僕もキュウリみたいに涼しい顔をしていなければいけないんだけど、
それができなくて色んな人に色んな事を言われます。
「この人生においてこれまで、
本当に悲しい思いをしたことが何度かある。
それを通過することによって、
体の仕組みがあちこちで変化してしまうくらいきつい出来事。
言うまでもないことだけど、無傷で人生をくぐり抜けることなんて誰にもできない。
でもそのたびにそこには何か特別の音楽があった。
というか、そのたびにその場所で、
僕は何か特別の音楽を必要としたということになるのだろう。
ある時にはそれはマイルズ・デイヴィスのアルバムだったし、
ある時にはブラームスのピアノ協奏曲だった。
またある時それは小泉今日子のカセットテープだった。
音楽はその時たまたまそこにあった。
僕は無心に取り上げ、目に見えない衣として身にまとった。
人はときとして、抱え込んだ悲しみやつらさを音楽に付着させ、
自分自身がその重みでばらばらになってしまうのを防ごうとする。
音楽にはそういう実用の機能がそなわっている。
小説にもまた同じような機能がそなわっている。
心の痛みや悲しみは個人的な、孤立したものではあるけれど、
同時にまたもっと深いところで誰かと担いあえるものであり、
共通の広い風景の中にそっと組み込んでいけるものなのだと言うことを、それらは教えてくれる。
僕の書く文章がこの世界のどこかで、
それと同じような役目を果たしてくれているといいんだけどと思います。
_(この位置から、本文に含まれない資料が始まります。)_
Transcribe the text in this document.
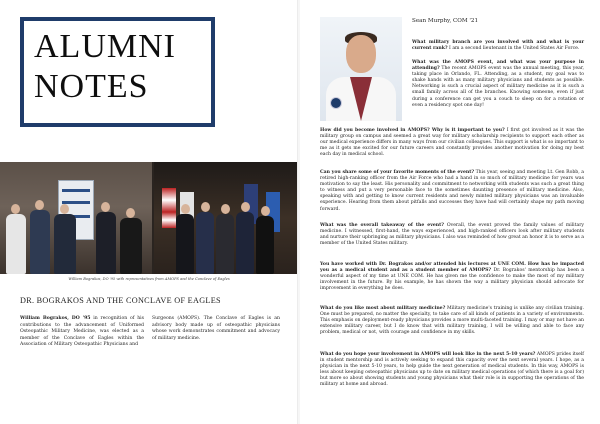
ALUMNI
NOTES
William Bograkos, DO '95 with representatives from AMOPS and the Conclave of Eagles
DR. BOGRAKOS AND THE CONCLAVE OF EAGLES
William Bograkos, DO '95 in recognition of his contributions to the advancement of Uniformed Osteopathic Military Medicine, was elected as a member of the Conclave of Eagles within the Association of Military Osteopathic Physicians and
Surgeons (AMOPS). The Conclave of Eagles is an advisory body made up of osteopathic physicians whose work demonstrates commitment and advocacy of military medicine.
Sean Murphy, COM '21
What military branch are you involved with and what is your current rank? I am a second lieutenant in the United States Air Force.
What was the AMOPS event, and what was your purpose in attending? The recent AMOPS event was the annual meeting, this year, taking place in Orlando, FL. Attending, as a student, my goal was to shake hands with as many military physicians and students as possible. Networking is such a crucial aspect of military medicine as it is such a small family across all of the branches. Knowing someone, even if just during a conference can get you a couch to sleep on for a rotation or even a residency spot one day!
How did you become involved in AMOPS? Why is it important to you? I first got involved as it was the military group on campus and seemed a great way for military scholarship recipients to support each other as our medical experience differs in many ways from our civilian colleagues. This support is what is so important to me as it gets me excited for our future careers and constantly provides another motivation for doing my best each day in medical school.
Can you share some of your favorite moments of the event? This year, seeing and meeting Lt. Gen Robb, a retired high-ranking officer from the Air Force who had a hand in so much of military medicine for years was motivation to say the least. His personality and commitment to networking with students was such a great thing to witness and put a very personable face to the sometimes daunting presence of military medicine. Also, speaking with and getting to know current residents and newly minted military physicians was an invaluable experience. Hearing from them about pitfalls and successes they have had will certainly shape my path moving forward.
What was the overall takeaway of the event? Overall, the event proved the family values of military medicine. I witnessed, first-hand, the ways experienced, and high-ranked officers look after military students and nurture their upbringing as military physicians. I also was reminded of how great an honor it is to serve as a member of the United States military.
You have worked with Dr. Bograkos and/or attended his lectures at UNE COM. How has he impacted you as a medical student and as a student member of AMOPS? Dr. Bograkos' mentorship has been a wonderful aspect of my time at UNE COM. He has given me the confidence to make the most of my military involvement in the future. By his example, he has shown the way a military physician should advocate for improvement in everything he does.
What do you like most about military medicine? Military medicine's training is unlike any civilian training. One must be prepared, no matter the specialty, to take care of all kinds of patients in a variety of environments. This emphasis on deployment-ready physicians provides a more multi-faceted training. I may or may not have an extensive military career, but I do know that with military training, I will be willing and able to face any problem, medical or not, with courage and confidence in my skills.
What do you hope your involvement in AMOPS will look like in the next 5-10 years? AMOPS prides itself in student mentorship and is actively seeking to expand this capacity over the next several years. I hope, as a physician in the next 5-10 years, to help guide the next generation of medical students. In this way, AMOPS is less about keeping osteopathic physicians up to date on military medical operations (of which there is a goal for) but more so about showing students and young physicians what their role is in supporting the operations of the military at home and abroad.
心からそう思う」
「おおきなかぶ、むずかしいアボカド」より
とても素敵な文章だと思います。
もともと僕は日常的に音楽を聴かない人だったんですが、
最近ブラームスのピアノ協奏曲2番や交響曲3番を繰り返し聞いています。
小泉今日子に代わるものはスピッツ。
そして村上春樹の文章は僕にとってそういう機能を果たしてくれていることを
何らかの形で筆者に伝えたいところではあるけれど。
時間を巻き戻せる手段があるならなんだって差し出す覚悟がある。
そういう問題ではないのかもしれないとも思うけど。